NASA’s MESSENGER probe was launched in August 2004 and it entered Mercury’s orbit in March 2011. It is the first and only aircraft to orbit the closest planet to the Sun. After one more maneuver tomorrow, it will be on a collision course with the surface on the far side of Mercury, viewed from Earth.

"We will be impacting the surface on the 30th of April, around 19:25 UTC," said Dan O'Shaughnessy, of The Johns Hopkins University's Applied Physics Lab in Baltimore, USA, systems engineer for MESSENGER mission. "That impact will not be in view. It will happen during a planetary occultation, so the spacecraft will pass behind the planet, out of view of the Earth, and will just not emerge again."

MESSENGER, which stands for MErcury Surface, Space ENvironment, GEochemistry and Ranging, is a 3 metres wide space probe, but as it slams into the surface at over 14,000 km/h, it will create a crater 15 metres across. The mission had a budget of $450 million, but the results it has achieved are far more valuable.

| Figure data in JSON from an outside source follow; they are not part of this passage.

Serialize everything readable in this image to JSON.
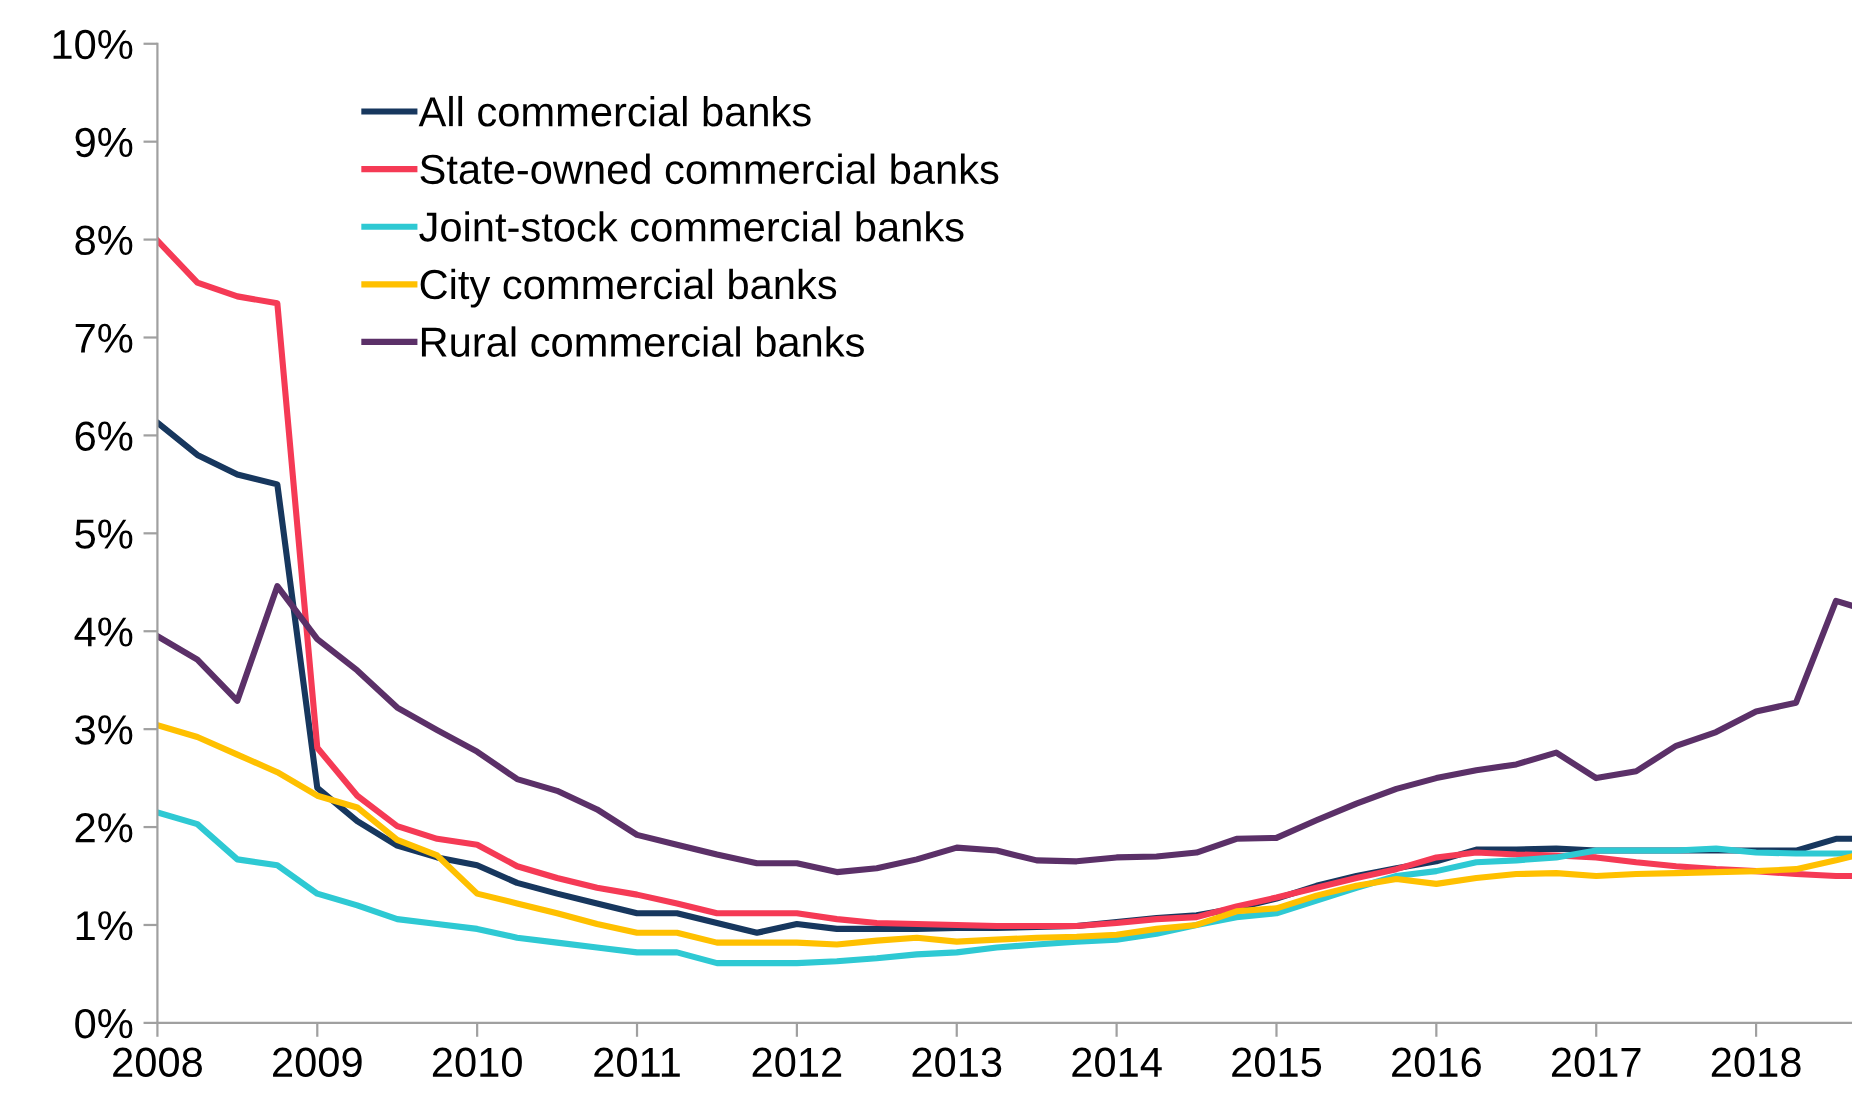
{
  "chart_data": {
    "type": "line",
    "x": [
      2008,
      2008.25,
      2008.5,
      2008.75,
      2009,
      2009.25,
      2009.5,
      2009.75,
      2010,
      2010.25,
      2010.5,
      2010.75,
      2011,
      2011.25,
      2011.5,
      2011.75,
      2012,
      2012.25,
      2012.5,
      2012.75,
      2013,
      2013.25,
      2013.5,
      2013.75,
      2014,
      2014.25,
      2014.5,
      2014.75,
      2015,
      2015.25,
      2015.5,
      2015.75,
      2016,
      2016.25,
      2016.5,
      2016.75,
      2017,
      2017.25,
      2017.5,
      2017.75,
      2018,
      2018.25,
      2018.5,
      2018.6
    ],
    "series": [
      {
        "name": "All commercial banks",
        "color": "#17375e",
        "values": [
          6.13,
          5.8,
          5.6,
          5.5,
          2.4,
          2.06,
          1.81,
          1.69,
          1.61,
          1.43,
          1.32,
          1.22,
          1.12,
          1.12,
          1.02,
          0.92,
          1.01,
          0.96,
          0.96,
          0.96,
          0.97,
          0.97,
          0.98,
          0.99,
          1.03,
          1.07,
          1.1,
          1.17,
          1.27,
          1.4,
          1.5,
          1.58,
          1.65,
          1.77,
          1.77,
          1.78,
          1.76,
          1.76,
          1.76,
          1.76,
          1.76,
          1.76,
          1.88,
          1.88
        ]
      },
      {
        "name": "State-owned commercial banks",
        "color": "#f53a55",
        "values": [
          7.99,
          7.56,
          7.42,
          7.35,
          2.81,
          2.32,
          2.01,
          1.88,
          1.82,
          1.6,
          1.48,
          1.38,
          1.31,
          1.22,
          1.12,
          1.12,
          1.12,
          1.06,
          1.02,
          1.01,
          1.0,
          0.99,
          0.99,
          0.99,
          1.02,
          1.06,
          1.08,
          1.19,
          1.28,
          1.38,
          1.48,
          1.57,
          1.69,
          1.74,
          1.72,
          1.71,
          1.69,
          1.64,
          1.6,
          1.57,
          1.55,
          1.52,
          1.5,
          1.5
        ]
      },
      {
        "name": "Joint-stock commercial banks",
        "color": "#2ec9d3",
        "values": [
          2.15,
          2.03,
          1.67,
          1.61,
          1.32,
          1.2,
          1.06,
          1.01,
          0.96,
          0.87,
          0.82,
          0.77,
          0.72,
          0.72,
          0.61,
          0.61,
          0.61,
          0.63,
          0.66,
          0.7,
          0.72,
          0.77,
          0.8,
          0.83,
          0.85,
          0.91,
          1.0,
          1.08,
          1.12,
          1.25,
          1.38,
          1.5,
          1.55,
          1.64,
          1.66,
          1.69,
          1.76,
          1.76,
          1.76,
          1.78,
          1.74,
          1.73,
          1.73,
          1.73
        ]
      },
      {
        "name": "City commercial banks",
        "color": "#ffc000",
        "values": [
          3.04,
          2.92,
          2.74,
          2.56,
          2.32,
          2.2,
          1.87,
          1.71,
          1.32,
          1.22,
          1.12,
          1.01,
          0.92,
          0.92,
          0.82,
          0.82,
          0.82,
          0.8,
          0.84,
          0.87,
          0.83,
          0.85,
          0.87,
          0.88,
          0.9,
          0.96,
          1.0,
          1.14,
          1.17,
          1.3,
          1.4,
          1.47,
          1.42,
          1.48,
          1.52,
          1.53,
          1.5,
          1.52,
          1.53,
          1.54,
          1.55,
          1.57,
          1.66,
          1.7
        ]
      },
      {
        "name": "Rural commercial banks",
        "color": "#5b3068",
        "values": [
          3.95,
          3.71,
          3.29,
          4.46,
          3.92,
          3.6,
          3.22,
          2.99,
          2.77,
          2.49,
          2.37,
          2.18,
          1.92,
          1.82,
          1.72,
          1.63,
          1.63,
          1.54,
          1.58,
          1.67,
          1.79,
          1.76,
          1.66,
          1.65,
          1.69,
          1.7,
          1.74,
          1.88,
          1.89,
          2.07,
          2.24,
          2.39,
          2.5,
          2.58,
          2.64,
          2.76,
          2.5,
          2.57,
          2.83,
          2.97,
          3.18,
          3.27,
          4.31,
          4.26
        ]
      }
    ],
    "xlim": [
      2008,
      2018.6
    ],
    "xticks": [
      2008,
      2009,
      2010,
      2011,
      2012,
      2013,
      2014,
      2015,
      2016,
      2017,
      2018
    ],
    "ylim": [
      0,
      10
    ],
    "yticks": [
      {
        "value": 0,
        "label": "0%"
      },
      {
        "value": 1,
        "label": "1%"
      },
      {
        "value": 2,
        "label": "2%"
      },
      {
        "value": 3,
        "label": "3%"
      },
      {
        "value": 4,
        "label": "4%"
      },
      {
        "value": 5,
        "label": "5%"
      },
      {
        "value": 6,
        "label": "6%"
      },
      {
        "value": 7,
        "label": "7%"
      },
      {
        "value": 8,
        "label": "8%"
      },
      {
        "value": 9,
        "label": "9%"
      },
      {
        "value": 10,
        "label": "10%"
      }
    ],
    "grid": false,
    "legend": "top left",
    "marker": "none",
    "line_style": "solid"
  }
}
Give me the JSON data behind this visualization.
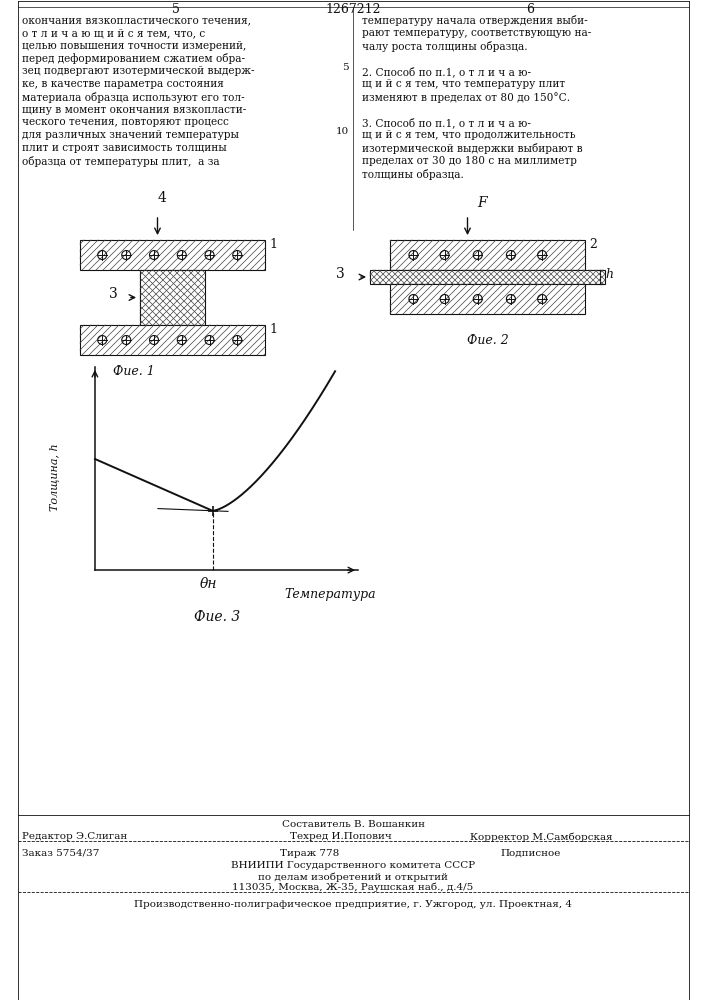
{
  "page_title": "1267212",
  "page_num_left": "5",
  "page_num_right": "6",
  "left_col_lines": [
    "окончания вязкопластического течения,",
    "о т л и ч а ю щ и й с я тем, что, с",
    "целью повышения точности измерений,",
    "перед деформированием сжатием обра-",
    "зец подвергают изотермической выдерж-",
    "ке, в качестве параметра состояния",
    "материала образца используют его тол-",
    "щину в момент окончания вязкопласти-",
    "ческого течения, повторяют процесс",
    "для различных значений температуры",
    "плит и строят зависимость толщины",
    "образца от температуры плит,  а за"
  ],
  "right_col_lines": [
    "температуру начала отверждения выби-",
    "рают температуру, соответствующую на-",
    "чалу роста толщины образца.",
    "",
    "2. Способ по п.1, о т л и ч а ю-",
    "щ и й с я тем, что температуру плит",
    "изменяют в пределах от 80 до 150°С.",
    "",
    "3. Способ по п.1, о т л и ч а ю-",
    "щ и й с я тем, что продолжительность",
    "изотермической выдержки выбирают в",
    "пределах от 30 до 180 с на миллиметр",
    "толщины образца."
  ],
  "line_num_5": "5",
  "line_num_10": "10",
  "fig1_label": "Фие. 1",
  "fig2_label": "Фие. 2",
  "fig3_label": "Фие. 3",
  "fig1_ylabel": "Толщина, h",
  "fig1_xlabel": "Температура",
  "fig1_theta": "θн",
  "editor": "Редактор Э.Слиган",
  "composer": "Составитель В. Вошанкин",
  "techred": "Техред И.Попович",
  "corrector": "Корректор М.Самборская",
  "order": "Заказ 5754/37",
  "tirazh": "Тираж 778",
  "podpisnoe": "Подписное",
  "vnipi1": "ВНИИПИ Государственного комитета СССР",
  "vnipi2": "по делам изобретений и открытий",
  "vnipi3": "113035, Москва, Ж-35, Раушская наб., д.4/5",
  "production": "Производственно-полиграфическое предприятие, г. Ужгород, ул. Проектная, 4",
  "bg_color": "#ffffff",
  "text_color": "#111111",
  "line_color": "#111111",
  "hatch_color": "#444444"
}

The MESSENGER confirmed that there is water ice and organic compounds inside Mercury's craters that are in permanent shadow, near planet's poles. It also helped create the best maps of planet's surface we have. Water and organics were probably delivered by asteroids and comets from the outer regions of the Solar System. This implies that the same scenario happened on other rocky planets, including Earth.

"For the first time in history, we now have real knowledge about the planet Mercury that shows it to be a fascinating world as part of our diverse solar system," said John Grunsfeld, associate administrator for NASA's Science Mission Directorate. "While spacecraft operations will end, we are celebrating MESSENGER as more than a successful mission. It's the beginning of a longer journey to analyze the data that reveals all the scientific mysteries of Mercury."

Even in the afterlife, MESSENGER will be of scientific value. Since Mercury doesn’t have atmosphere, everything on its surface is exposed to space weather and bright materials turn dark with time. Knowing the exact time of probe’s impact will help future missions determine rates at which this happens.

One of those missions is European-Japanese BepiColombo probe, set for launch in 2017. When it reaches Mercury’s orbit in 2024, it will be able to observe MESSENGER’s resting place, something we will not be able to do from Earth.

"Having an impact crater, even a small one, whose origin date is precisely known, will be an important benchmark," said Sean Solomon, the mission's principal investigator. "They [BepiColombo mission] will be looking for signs of this crater, and if they can make measurements of it, they will know precisely how long that region has been exposed to space. That will be an important study that comes a decade from now."